ABSTRACT

Representing data in lower dimensional spaces has been extensively used in many disciplines, such as natural language and image processing, data mining and information retrieval [DDF+90]. Recommender systems deal with challenging issues such as scalability, noise, and sparsity, and thus, matrix and tensor factorization techniques appear as an interesting tool to be exploited. Symeonidis et al. [SNPM06, Sym07], for example, used SVD for the prediction of items/ratings in recommender systems.
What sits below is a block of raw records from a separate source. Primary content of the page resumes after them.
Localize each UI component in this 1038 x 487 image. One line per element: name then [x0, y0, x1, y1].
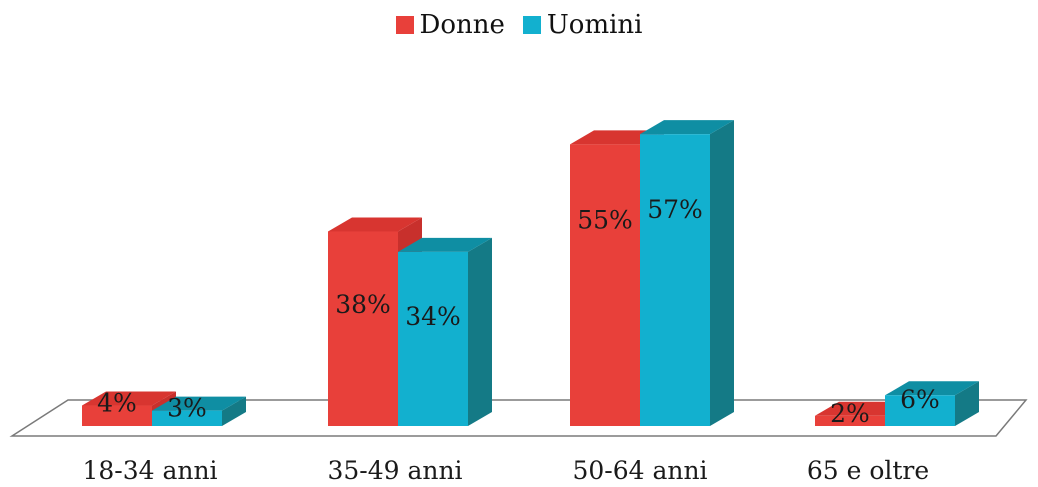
bar-front-face [570, 144, 640, 426]
data-label-donne-1: 4% [97, 389, 137, 418]
legend-item-donne: Donne [395, 10, 505, 40]
x-tick-label-4: 65 e oltre [807, 456, 929, 485]
bar-uomini-4 [885, 381, 979, 426]
bar-top-face [82, 391, 176, 406]
chart-floor [9, 399, 1028, 437]
bar-top-face [570, 130, 664, 145]
legend-swatch-uomini [522, 16, 541, 34]
bar-donne-1 [82, 391, 176, 426]
bar-front-face [82, 405, 152, 426]
bar-top-face [815, 401, 909, 416]
legend-label-uomini: Uomini [546, 10, 643, 40]
data-label-uomini-4: 6% [900, 385, 940, 414]
bar-side-face [468, 237, 492, 426]
bar-side-face [955, 381, 979, 426]
bar-side-face [152, 391, 176, 426]
x-tick-label-3: 50-64 anni [572, 456, 707, 485]
bar-front-face [328, 231, 398, 426]
legend: Donne Uomini [0, 10, 1038, 40]
bar-top-face [152, 396, 246, 411]
bar-uomini-3 [640, 120, 734, 426]
bar-top-face [640, 120, 734, 135]
x-tick-label-2: 35-49 anni [327, 456, 462, 485]
bar-top-face [885, 381, 979, 396]
data-label-donne-3: 55% [577, 205, 633, 234]
bar-side-face [710, 120, 734, 426]
chart-x-tick-labels: 18-34 anni 35-49 anni 50-64 anni 65 e oltre [82, 456, 929, 485]
bar-top-face [328, 217, 422, 232]
bar-side-face [640, 130, 664, 426]
bar-top-face [398, 237, 492, 252]
bar-uomini-2 [398, 237, 492, 426]
bar-donne-4 [815, 401, 909, 426]
chart-floor-plane [9, 399, 1028, 437]
bar-front-face [640, 134, 710, 426]
bar-side-face [398, 217, 422, 426]
data-label-uomini-3: 57% [647, 195, 703, 224]
legend-label-donne: Donne [419, 10, 505, 40]
legend-swatch-donne [395, 16, 414, 34]
bar-front-face [815, 415, 885, 426]
bar-uomini-1 [152, 396, 246, 426]
bar-front-face [398, 251, 468, 426]
chart-data-labels: 4% 3% 38% 34% 55% 57% 2% 6% [97, 195, 940, 428]
data-label-donne-2: 38% [335, 290, 391, 319]
data-label-uomini-2: 34% [405, 302, 461, 331]
data-label-donne-4: 2% [830, 399, 870, 428]
bar-front-face [885, 395, 955, 426]
x-tick-label-1: 18-34 anni [82, 456, 217, 485]
bar-side-face [885, 401, 909, 426]
bar-side-face [222, 396, 246, 426]
chart-bars [82, 120, 979, 426]
bar-front-face [152, 410, 222, 426]
bar-donne-2 [328, 217, 422, 426]
data-label-uomini-1: 3% [167, 394, 207, 423]
legend-item-uomini: Uomini [522, 10, 643, 40]
bar-donne-3 [570, 130, 664, 426]
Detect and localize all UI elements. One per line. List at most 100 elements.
They assumed that there is only a small number of factors influencing the users’ preferences, and that a user’s preference for an item is determined by how each factor applies to the user and the item. More

recently, due to the Netflix challenge, research on matrix factorization methods, a class of latent factor models, gained renewed momentum in the recommender systems literature, given that many of the best performing methods used on the challenge were based on matrix factorization techniques [Kor08, SM08, Kor09]. Please note that the Netflix challenge was a competition for the best recommender system algorithm to predict user ratings for movies. The competition was held by Netflix (https://www.netflixprize.com/), an on-line DVD-rental service. In this chapter we describe matrix and tensor factorization techniques (i.e., SVD on matrices and HOSVD on tensors) in recommender systems and social tagging systems, respectively. In addition, we present a real-world recommender system for Location-Based Social Networks, which employs tensor decomposition techniques.